III. KONUNUN ÖZET SUNUMU
İslam’da ibadetler yalnızca namazla, oruçla sınırlı değildir. Yüce Allah’ın hoşnut ve razı olduğu bütün söz, fiil ve davranışlar geniş anlamda ibadet kapsamındadır. Bu bağlamda, kişinin yoldan bir taşı kaldırması veya yoldaki bir çukuru onarması, yükünü sırtına alamayan birisine destek vermesi, araca binemeyen hasta, yaşlı ve özürlülere yardımcı olması ibadet olduğu gibi;[2] kazancını helâl yoldan elde etmesi, İslâmî prensiplere uygun olarak ticarî ve iktisadî davranışlarda bulunması, iş ve icraat yapması[3] da ibadettir. Kısaca hayatın bütün alanlarını geniş anlamda ibadet kapsamına alan İslam; ticareti de ibadet olarak değerlendirmiş; bunun gerçekleşmesi için ticari hayatta uyulması gerekli ahlaki prensipler getirmiştir.

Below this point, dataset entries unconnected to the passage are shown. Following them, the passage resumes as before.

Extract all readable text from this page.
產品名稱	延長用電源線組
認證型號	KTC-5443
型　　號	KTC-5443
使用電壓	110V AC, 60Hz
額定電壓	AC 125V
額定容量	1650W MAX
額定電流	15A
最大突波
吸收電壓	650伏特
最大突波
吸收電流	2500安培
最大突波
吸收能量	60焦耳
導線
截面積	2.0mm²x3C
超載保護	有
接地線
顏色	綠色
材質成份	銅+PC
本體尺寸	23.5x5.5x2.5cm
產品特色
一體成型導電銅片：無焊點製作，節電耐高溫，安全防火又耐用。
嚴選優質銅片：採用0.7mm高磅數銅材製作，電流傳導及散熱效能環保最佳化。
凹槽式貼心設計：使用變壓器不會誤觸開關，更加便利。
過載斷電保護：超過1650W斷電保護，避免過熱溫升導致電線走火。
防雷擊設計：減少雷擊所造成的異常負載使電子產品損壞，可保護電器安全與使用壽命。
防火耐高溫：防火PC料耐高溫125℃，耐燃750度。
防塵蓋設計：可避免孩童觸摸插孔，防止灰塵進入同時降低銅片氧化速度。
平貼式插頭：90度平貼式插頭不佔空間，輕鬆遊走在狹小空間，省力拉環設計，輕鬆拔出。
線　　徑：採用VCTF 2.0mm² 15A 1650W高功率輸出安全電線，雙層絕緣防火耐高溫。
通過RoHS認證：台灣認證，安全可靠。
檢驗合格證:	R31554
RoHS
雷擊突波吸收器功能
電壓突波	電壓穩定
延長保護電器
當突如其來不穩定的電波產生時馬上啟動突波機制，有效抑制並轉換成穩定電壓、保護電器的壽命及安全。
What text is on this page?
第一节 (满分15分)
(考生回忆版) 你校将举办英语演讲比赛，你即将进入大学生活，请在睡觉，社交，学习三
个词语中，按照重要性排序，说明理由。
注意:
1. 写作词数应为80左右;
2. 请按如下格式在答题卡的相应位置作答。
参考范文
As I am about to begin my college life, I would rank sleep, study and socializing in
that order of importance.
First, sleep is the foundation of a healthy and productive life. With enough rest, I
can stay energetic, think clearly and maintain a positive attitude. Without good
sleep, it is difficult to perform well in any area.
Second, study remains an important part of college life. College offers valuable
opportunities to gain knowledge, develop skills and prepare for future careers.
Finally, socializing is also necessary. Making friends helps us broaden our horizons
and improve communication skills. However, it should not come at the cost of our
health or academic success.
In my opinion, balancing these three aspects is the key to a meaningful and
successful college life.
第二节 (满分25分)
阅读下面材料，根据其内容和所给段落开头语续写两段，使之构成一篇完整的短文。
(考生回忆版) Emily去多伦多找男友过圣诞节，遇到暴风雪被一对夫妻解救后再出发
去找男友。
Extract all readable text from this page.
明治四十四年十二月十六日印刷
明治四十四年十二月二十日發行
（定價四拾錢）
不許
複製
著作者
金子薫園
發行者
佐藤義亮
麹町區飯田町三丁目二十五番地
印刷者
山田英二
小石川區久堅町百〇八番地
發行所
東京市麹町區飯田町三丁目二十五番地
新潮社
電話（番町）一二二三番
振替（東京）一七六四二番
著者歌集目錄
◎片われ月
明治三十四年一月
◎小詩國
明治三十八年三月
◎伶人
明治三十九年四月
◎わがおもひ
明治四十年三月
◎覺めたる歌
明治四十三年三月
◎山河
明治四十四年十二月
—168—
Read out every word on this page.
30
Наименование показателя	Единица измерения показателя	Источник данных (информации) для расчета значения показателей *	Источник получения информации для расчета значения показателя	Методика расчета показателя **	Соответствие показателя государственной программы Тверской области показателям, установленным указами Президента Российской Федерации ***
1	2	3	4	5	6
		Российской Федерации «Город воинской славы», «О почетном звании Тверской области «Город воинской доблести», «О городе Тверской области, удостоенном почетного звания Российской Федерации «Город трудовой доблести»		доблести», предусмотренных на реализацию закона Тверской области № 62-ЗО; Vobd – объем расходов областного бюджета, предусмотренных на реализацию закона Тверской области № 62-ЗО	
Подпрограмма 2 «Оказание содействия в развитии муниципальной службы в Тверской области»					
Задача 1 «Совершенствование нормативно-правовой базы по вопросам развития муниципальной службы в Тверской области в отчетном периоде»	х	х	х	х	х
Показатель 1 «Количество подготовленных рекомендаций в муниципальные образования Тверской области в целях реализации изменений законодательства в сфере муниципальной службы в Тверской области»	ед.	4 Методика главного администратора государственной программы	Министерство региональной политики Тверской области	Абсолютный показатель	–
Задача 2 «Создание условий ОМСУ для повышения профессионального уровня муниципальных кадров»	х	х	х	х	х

Şüphesiz helâl ve meşrû bir ticaret yapabilmek için ticari prensipleri, diğer bir ifadeyle ticaret ahlâkını öğrenmek şarttır.
1- Müşteriyi Aldatmamak:
Tacir, dürüstlüğü ve doğru sözlülüğü ile müşteriye güven vermelidir. Rasulullah (s.a.v.) doğru sözlü ve güvenilir tüccarı
: "التاجرُ الصَّدوقُ الأمينُ، مع النَّبيِّين والصِّدِّيقينَ والشُّهداءِ"
“Doğru sözlü ve güvenilir tüccar (ahirette) peygamberler, sıddîkler ve şehitlerle beraber bulunacaktır”[4] hadisiyle övmüştür.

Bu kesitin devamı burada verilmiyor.